The CBS legal drama “The Good Wife” continues to show the seamy side of big firm legal practice, with heroine Alicia Florrick’s firm, Lockhart, Gardner and Bond, its adversaries, and even Good Alicia herself violating legal ethics rules with abandon, and at an accelerating rate, based on recent episodes. There is nothing wrong with this as entertainment, as long as the Rules themselves are not being misrepresented (they aren’t), the misconduct isn’t being presented as ethical (it isn’t, though it is sometimes hard to tell), and viewers don’t get the idea that this is how most law firms behave. Unfortunately, like most legal shows, “The Good Wife” fails in this important realm. I work with many large law firms, and they are all very aware on the ethical lines, bold or fuzzy, that they must not cross, and take their obligations seriously.
The most recent episode of “The Good Wife,” entitled “Getting Off” included a full-fledged ethics train wreck sparked by the firm’s habitually unethical adversary, the fecund Patti Nyholm. In the middle of representing the defendant hospital in a lawsuit brought by a Lockhart, Gardner and Bond, Nyholm is fired by her firm and removed from the case. With a twinkle in her eye, she approaches none other than the Lockhart firm to represent her in a multi-million dollar lawsuit against her former firm for discrimination and wrongful termination, on the theory that it fired her because she was pregnant.
Has something like this ever happened? Sort of: the incredibly thorough and useful website Freivogel on Conflicts has list of cases in which a lawyer hires his or her opposition for representation in an unrelated matter. But this situation…the lawyer hiring her adversary to sue her ex-firm while the other litigation is ongoing—never. Lockhart, Gardner and Bond should hear the loudest of ethics alarms, and run away. Multiple bars have opined that the representing an opposing counsel is only possible if the firm reasonably believes that the two representations won’t effect each other or limit the firm’s effectiveness in any way.
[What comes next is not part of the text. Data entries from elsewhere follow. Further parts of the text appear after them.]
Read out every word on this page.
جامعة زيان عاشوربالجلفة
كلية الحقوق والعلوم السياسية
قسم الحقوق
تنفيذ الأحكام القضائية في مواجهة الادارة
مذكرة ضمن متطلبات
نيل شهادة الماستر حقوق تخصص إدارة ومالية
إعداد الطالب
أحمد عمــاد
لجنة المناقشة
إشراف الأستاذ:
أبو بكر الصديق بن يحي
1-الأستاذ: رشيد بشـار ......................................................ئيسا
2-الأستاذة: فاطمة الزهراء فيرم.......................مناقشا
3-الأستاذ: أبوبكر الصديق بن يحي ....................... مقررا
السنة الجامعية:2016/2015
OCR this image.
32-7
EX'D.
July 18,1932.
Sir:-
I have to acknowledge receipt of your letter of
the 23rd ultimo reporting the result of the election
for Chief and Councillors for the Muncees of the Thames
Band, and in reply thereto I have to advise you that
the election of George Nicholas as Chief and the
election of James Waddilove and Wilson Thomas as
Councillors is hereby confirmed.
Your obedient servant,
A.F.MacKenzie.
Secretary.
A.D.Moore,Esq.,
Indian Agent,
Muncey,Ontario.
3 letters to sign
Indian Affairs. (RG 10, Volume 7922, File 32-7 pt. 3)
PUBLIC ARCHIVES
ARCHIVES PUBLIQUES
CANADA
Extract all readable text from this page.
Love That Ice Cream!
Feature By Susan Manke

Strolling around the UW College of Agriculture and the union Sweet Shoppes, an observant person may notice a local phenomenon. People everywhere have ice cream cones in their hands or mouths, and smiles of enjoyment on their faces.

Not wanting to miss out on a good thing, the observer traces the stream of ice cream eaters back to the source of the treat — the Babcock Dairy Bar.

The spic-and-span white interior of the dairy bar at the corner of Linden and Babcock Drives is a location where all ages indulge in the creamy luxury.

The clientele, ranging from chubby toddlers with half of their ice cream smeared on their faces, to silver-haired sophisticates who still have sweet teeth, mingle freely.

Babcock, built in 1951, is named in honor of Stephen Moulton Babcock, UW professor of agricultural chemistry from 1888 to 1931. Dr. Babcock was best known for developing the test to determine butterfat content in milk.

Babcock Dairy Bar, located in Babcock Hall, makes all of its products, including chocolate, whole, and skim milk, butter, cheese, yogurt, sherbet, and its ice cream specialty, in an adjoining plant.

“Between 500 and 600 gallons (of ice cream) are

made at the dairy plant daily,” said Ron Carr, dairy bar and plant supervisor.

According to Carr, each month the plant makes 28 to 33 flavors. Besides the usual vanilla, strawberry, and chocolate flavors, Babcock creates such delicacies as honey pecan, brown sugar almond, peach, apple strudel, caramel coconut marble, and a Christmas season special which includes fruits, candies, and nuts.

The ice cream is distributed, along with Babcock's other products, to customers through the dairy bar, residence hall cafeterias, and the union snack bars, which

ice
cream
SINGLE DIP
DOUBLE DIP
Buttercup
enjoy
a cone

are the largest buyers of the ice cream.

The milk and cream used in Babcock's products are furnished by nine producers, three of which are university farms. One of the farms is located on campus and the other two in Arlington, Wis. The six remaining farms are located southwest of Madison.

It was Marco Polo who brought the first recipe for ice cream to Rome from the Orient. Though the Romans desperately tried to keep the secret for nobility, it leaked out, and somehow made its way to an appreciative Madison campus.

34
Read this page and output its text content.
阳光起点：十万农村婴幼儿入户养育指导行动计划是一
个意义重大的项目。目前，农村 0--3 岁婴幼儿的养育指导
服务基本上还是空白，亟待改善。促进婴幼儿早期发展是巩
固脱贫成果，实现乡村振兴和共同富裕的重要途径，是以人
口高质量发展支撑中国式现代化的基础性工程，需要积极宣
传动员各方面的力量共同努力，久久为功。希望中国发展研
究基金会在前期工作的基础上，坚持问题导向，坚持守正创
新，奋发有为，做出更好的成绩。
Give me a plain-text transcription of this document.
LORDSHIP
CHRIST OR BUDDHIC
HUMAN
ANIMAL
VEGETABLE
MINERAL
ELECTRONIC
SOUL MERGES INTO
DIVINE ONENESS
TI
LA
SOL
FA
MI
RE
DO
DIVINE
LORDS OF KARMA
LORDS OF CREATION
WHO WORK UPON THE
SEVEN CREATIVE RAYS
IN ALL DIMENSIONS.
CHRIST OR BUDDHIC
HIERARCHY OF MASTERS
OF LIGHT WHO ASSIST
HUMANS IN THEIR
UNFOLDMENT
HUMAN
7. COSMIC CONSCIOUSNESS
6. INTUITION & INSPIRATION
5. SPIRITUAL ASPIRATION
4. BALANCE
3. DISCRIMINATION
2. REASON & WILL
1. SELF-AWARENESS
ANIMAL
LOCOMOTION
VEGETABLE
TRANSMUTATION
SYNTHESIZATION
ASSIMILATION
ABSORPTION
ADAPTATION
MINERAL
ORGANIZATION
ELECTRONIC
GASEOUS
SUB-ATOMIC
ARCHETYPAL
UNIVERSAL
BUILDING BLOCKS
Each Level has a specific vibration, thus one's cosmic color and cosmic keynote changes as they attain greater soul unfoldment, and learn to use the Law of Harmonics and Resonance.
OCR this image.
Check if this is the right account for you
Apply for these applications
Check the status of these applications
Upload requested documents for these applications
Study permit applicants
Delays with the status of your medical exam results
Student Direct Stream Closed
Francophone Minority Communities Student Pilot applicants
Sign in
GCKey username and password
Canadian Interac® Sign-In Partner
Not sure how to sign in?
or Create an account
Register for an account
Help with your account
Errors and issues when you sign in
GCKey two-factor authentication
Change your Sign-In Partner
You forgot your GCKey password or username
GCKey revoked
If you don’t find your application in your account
Here that belief is unreasonable, because to represent Nyholm zealously she would be likely to disclose details of her handling of various cases, including the current hospital lawsuit. The firm would need to avoid learning any confidences that it could use in the litigation, and that would make it difficult, and perhaps impossible, to do the best possible job on Nyholm’s case. The fact that the firm already knows that Nyholm’s ethics are shaky at best makes this conclusion unavoidable. In any jurisdiction, a law firm that took on the case of a former attorney for one of its current opposing parties would be required to withdraw from that case.
Nevertheless, Florrick and her senior partner Will Gardner accept Nyholm as a client, not in spite of the fact that she might disclose confidences about the other case, but because of it. Before they agree, the pregnant lawyer throws out a sample of what she can offer: a key witness, a doctor, that she had told the court was legitimately unavailable to testify was in fact hiding out to avoid having to testify.
In the real legal world, with a responsible law firm and ethical lawyers, this unethical revelation of a client confidence and admission of fraud on the court would demand three responses: reporting Nyholm to the bar disciplinary committee (Rule 8.3), disclosing the truth about the witness to the judge in the case (Rule 3.3), and kicking her out of their offices before she can do any more damage (Rule 1.6, 1.7).
But no. Alicia and her colleague go into court and demand to have the witness testify, telling the judge that they now know that he is available. The opposing attorneys look guilty; they know, as Nyholm did, that its client has lied to the court, through counsel. They also know that Nyholm, who is inexplicably in court, grinning away, spilled the beans. But if they accuse her of disclosing a client confidence, they will be admitting to their own misconduct for assisting their client in an act detrimental to the administration of justice. Their solution is to lie to the judge, exclaiming that they had no idea that their client’s doctor was available to testify. Then they immediately call for Lockhart, Gardner and Bond to be excluded from the case, on the grounds that the firm’s representation of Nyholm creates a conflict of interest.
Well, of course it does. Even if the Lockhart firm’s attorneys reasonably believed that they could effectively represent the plaintiff suing the hospital and Nyholm without violating the ethics rules—which they don’t and can’t—they would have to get consent from Nyholm’s former client, the hospital, and that is not going to happen.
The judge, in ruling on the call for the firm’s exclusion, would have to determine whether the two cases could be kept completely separate in the firm. It’s too late for that, however: Patti has already disclosed a confidence relating to her former case, and no separation, or screening, of the two cases can be timely because they are being handled by the same two lawyers. But the TV judge merely asks the Lockhart lawyers (and, strangely, Patti herself, who isn’t there as a lawyer and shouldn’t be part of this discussion) if the two cases will be kept sufficiently distinct.
“Oh, yes!”, they reply, lying through their teeth.
The final tally: five outrageously unethical lawyers, violating duties of honesty, candor to the court, loyalty, confidentiality, duty to report misconduct and fairness to opposing counsel, and one incompetent judge.